EXHIBIT 99.1



news release                                                     [TENNECO LOGO]


    Contacts:     Jane Ostrander                                 Leslie Hunziker
                  Media Relations                             Investor Relations
                  847 482-5607                                      847 482-5042
                  jostrander@tenneco.com                   lhunziker@tenneco.com


             TENNECO INC. COMMENCES PARTIAL TENDER OFFER AND CONSENT
           SOLICITATION FOR ITS 10 1/4% SENIOR SECURED NOTES DUE 2013

Lake Forest, Illinois, November 1, 2007 -- Tenneco Inc. announced today that it
has commenced a cash tender offer for up to $230,000,000 aggregate principal
amount of 10 1/4% Senior Secured Notes due 2013 (CUSIP No. 880349AD7). Tenneco
is launching this tender offer and consent solicitation as part of a transaction
designed to reduce the company's interest expense, extend the maturity of some
of its debt and to amend the indenture for the Notes to more closely align debt
covenants among the company's various tranches of notes.
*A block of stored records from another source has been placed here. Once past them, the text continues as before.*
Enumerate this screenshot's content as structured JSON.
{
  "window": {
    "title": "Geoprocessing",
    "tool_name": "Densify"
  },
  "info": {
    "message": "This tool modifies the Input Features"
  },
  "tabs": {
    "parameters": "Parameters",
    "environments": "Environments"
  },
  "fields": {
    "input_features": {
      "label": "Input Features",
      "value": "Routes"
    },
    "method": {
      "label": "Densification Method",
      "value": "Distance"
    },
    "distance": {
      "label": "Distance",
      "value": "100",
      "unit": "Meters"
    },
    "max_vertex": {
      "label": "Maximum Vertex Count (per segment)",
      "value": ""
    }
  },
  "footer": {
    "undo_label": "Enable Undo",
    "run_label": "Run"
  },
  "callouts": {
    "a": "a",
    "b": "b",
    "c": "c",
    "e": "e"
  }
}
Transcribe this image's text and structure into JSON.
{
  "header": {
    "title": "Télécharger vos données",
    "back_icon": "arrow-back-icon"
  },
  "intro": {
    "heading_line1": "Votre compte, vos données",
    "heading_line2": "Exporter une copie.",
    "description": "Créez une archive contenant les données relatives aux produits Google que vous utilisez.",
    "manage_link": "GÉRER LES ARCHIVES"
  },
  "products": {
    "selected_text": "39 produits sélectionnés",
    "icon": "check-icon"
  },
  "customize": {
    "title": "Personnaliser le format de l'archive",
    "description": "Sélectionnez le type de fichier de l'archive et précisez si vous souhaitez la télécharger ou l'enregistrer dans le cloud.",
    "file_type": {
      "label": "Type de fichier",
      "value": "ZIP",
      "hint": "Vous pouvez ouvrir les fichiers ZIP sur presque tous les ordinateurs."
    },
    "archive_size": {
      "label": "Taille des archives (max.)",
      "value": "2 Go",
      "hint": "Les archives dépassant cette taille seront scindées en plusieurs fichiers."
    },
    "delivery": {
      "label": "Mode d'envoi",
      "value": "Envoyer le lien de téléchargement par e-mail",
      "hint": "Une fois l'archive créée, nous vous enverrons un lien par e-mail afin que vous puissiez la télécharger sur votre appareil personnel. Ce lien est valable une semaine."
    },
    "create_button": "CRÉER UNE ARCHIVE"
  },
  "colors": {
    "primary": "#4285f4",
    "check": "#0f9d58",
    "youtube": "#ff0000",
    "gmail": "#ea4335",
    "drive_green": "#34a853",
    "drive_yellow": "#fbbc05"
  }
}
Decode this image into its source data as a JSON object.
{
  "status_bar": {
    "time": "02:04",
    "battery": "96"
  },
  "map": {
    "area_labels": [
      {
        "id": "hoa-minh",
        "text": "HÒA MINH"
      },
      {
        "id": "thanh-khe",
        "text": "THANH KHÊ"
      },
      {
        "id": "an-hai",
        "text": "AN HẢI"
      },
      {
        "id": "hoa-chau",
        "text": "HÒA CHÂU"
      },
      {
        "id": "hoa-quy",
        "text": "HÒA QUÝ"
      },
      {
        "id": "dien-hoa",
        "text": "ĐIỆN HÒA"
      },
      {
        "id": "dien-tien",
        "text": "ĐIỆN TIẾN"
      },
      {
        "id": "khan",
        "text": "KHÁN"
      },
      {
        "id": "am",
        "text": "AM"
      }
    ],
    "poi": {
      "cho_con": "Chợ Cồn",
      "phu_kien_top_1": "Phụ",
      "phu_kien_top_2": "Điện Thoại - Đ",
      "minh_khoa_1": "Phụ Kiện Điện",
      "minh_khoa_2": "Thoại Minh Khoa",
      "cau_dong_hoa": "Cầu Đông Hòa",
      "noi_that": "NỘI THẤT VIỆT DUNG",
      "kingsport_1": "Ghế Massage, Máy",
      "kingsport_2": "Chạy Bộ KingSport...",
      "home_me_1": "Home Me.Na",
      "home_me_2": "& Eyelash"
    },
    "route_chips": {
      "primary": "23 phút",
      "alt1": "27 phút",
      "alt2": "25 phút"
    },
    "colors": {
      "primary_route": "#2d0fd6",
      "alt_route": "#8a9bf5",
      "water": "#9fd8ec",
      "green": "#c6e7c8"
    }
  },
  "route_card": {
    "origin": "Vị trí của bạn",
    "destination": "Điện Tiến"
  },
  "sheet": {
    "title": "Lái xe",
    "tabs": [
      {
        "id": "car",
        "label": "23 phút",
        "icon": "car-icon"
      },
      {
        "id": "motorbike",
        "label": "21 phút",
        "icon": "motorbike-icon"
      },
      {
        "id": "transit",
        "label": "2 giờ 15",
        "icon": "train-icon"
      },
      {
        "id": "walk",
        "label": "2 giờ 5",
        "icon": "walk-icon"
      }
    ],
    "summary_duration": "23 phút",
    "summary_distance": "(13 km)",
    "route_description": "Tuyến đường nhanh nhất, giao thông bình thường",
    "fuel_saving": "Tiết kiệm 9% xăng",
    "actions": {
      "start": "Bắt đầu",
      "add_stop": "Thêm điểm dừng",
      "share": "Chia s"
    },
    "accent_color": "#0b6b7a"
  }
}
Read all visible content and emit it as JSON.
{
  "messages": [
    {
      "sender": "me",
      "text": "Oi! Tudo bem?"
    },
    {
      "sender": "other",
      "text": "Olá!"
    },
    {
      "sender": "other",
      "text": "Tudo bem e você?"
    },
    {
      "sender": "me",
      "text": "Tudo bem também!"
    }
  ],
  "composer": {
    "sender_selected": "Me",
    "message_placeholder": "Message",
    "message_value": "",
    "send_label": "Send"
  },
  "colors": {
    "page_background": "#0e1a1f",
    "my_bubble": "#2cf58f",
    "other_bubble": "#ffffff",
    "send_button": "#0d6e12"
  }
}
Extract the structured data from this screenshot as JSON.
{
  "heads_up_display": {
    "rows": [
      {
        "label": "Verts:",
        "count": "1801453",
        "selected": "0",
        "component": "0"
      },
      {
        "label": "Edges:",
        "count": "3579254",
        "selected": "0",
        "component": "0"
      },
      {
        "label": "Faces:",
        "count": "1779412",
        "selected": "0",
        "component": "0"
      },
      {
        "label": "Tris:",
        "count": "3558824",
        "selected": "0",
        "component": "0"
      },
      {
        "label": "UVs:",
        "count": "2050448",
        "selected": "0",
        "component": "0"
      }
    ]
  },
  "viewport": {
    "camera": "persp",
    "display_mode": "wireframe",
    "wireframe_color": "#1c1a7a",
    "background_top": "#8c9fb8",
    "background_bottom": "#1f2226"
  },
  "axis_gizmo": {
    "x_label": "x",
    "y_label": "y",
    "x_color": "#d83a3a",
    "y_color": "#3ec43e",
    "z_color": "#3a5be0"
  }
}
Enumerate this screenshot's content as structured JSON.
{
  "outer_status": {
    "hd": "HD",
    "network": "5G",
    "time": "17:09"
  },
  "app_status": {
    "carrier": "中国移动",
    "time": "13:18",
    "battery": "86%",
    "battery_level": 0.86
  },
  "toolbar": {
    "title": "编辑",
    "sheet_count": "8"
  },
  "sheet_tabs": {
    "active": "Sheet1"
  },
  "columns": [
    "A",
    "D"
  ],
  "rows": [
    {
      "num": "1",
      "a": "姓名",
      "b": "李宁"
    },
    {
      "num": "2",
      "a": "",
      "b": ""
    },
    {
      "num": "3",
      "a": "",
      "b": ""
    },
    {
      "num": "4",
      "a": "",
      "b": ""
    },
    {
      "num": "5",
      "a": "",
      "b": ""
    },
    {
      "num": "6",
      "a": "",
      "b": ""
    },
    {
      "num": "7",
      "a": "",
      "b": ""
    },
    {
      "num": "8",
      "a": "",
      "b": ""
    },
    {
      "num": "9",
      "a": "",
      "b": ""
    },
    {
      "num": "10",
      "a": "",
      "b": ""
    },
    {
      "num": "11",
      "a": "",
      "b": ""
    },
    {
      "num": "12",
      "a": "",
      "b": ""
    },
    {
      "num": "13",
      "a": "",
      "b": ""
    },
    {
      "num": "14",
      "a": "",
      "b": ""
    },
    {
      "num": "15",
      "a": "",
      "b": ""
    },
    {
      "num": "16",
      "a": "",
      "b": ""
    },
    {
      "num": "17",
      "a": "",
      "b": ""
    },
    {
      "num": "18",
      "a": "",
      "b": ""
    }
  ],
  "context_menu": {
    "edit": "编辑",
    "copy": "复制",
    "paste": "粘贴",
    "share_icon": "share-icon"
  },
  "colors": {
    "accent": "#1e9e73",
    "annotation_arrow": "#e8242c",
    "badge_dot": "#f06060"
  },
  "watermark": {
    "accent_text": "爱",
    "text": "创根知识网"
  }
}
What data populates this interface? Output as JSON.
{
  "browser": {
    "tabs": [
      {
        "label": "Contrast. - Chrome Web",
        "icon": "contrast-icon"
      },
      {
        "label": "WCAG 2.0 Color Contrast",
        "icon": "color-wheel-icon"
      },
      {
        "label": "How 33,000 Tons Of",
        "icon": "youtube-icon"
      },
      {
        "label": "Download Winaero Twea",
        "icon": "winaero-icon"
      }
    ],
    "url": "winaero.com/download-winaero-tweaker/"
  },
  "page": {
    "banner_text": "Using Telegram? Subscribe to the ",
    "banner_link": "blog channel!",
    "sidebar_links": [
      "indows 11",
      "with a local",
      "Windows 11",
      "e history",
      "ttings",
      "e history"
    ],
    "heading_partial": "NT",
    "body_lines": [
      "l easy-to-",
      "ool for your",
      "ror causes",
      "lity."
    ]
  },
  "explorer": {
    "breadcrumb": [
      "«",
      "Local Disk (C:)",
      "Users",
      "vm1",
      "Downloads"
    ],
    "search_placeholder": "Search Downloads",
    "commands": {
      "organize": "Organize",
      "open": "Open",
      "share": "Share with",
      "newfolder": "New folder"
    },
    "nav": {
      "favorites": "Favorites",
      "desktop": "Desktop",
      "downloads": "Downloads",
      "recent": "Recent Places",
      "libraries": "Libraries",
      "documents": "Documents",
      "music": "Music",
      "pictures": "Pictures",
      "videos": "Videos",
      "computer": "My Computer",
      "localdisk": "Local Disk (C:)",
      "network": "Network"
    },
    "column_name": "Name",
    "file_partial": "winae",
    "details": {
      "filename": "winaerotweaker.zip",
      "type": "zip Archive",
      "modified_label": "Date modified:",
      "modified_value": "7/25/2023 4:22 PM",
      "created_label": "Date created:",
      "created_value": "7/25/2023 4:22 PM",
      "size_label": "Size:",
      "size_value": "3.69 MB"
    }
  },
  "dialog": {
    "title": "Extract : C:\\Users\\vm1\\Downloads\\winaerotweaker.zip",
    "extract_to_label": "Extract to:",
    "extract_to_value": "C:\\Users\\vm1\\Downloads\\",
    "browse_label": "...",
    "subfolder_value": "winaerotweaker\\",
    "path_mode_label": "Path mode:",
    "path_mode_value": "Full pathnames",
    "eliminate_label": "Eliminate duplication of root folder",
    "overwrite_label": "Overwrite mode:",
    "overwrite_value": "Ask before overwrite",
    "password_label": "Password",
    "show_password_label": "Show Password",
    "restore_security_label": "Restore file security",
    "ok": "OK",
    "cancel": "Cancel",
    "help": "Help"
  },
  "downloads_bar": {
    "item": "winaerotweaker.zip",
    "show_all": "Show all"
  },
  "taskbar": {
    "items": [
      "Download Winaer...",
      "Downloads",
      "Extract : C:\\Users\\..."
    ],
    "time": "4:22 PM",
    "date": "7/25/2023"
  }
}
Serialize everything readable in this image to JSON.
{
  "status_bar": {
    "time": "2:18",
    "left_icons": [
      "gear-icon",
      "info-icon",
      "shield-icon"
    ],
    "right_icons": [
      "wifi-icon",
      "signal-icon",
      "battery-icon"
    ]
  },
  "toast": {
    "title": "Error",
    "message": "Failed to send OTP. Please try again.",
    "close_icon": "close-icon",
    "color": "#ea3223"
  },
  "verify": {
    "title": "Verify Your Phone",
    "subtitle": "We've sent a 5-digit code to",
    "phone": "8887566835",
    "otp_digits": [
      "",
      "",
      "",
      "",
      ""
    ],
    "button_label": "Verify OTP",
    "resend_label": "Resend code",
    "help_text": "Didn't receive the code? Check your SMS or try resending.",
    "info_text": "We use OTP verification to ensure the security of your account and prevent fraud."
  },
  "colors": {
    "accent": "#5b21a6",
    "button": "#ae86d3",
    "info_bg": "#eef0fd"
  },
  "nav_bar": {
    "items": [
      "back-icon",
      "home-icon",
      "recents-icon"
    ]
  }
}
The total consideration per $1,000 principal amount of Notes validly tendered
and not withdrawn prior to 5:00 p.m., New York City time, on November 15, 2007,
unless extended (the "Consent Date"), will be calculated based on the present
value on the payment date of the sum of $1,051.25 (the earliest redemption price
for the Notes on June 15, 2008, which is the earliest redemption date for the
Notes), plus interest payments through June 15, 2008, determined using a
discount factor equal to the yield on the price determination date of the 5 1/8%
U.S. Treasury Note due June 30, 2008, plus a fixed spread of 50 basis points.
The price determination date will be 2:00 p.m., New York City time, at least ten
business days prior to the expiration date. The payment date will be promptly
after the expiration date.

The tender offer is scheduled to expire at midnight, New York City time, on
November 30, 2007, unless extended. Accrued and unpaid interest to, but not
including, the payment date will be paid on all Notes tendered and accepted for
payment.

The tender offer is for a maximum of $230,000,000 aggregate principal amount of
Notes (the "Maximum Tender Amount"). In the event that the tender offer is
oversubscribed, tenders will be accepted on a pro rata basis. Tenneco reserves
the right, but is not obligated, to increase the Maximum Tender Amount.

The total consideration includes a consent payment of $30.00 per $1,000
principal amount of Notes. Only Notes that are tendered on or prior to the
Consent Date and that are accepted for payment will receive the Consent Payment.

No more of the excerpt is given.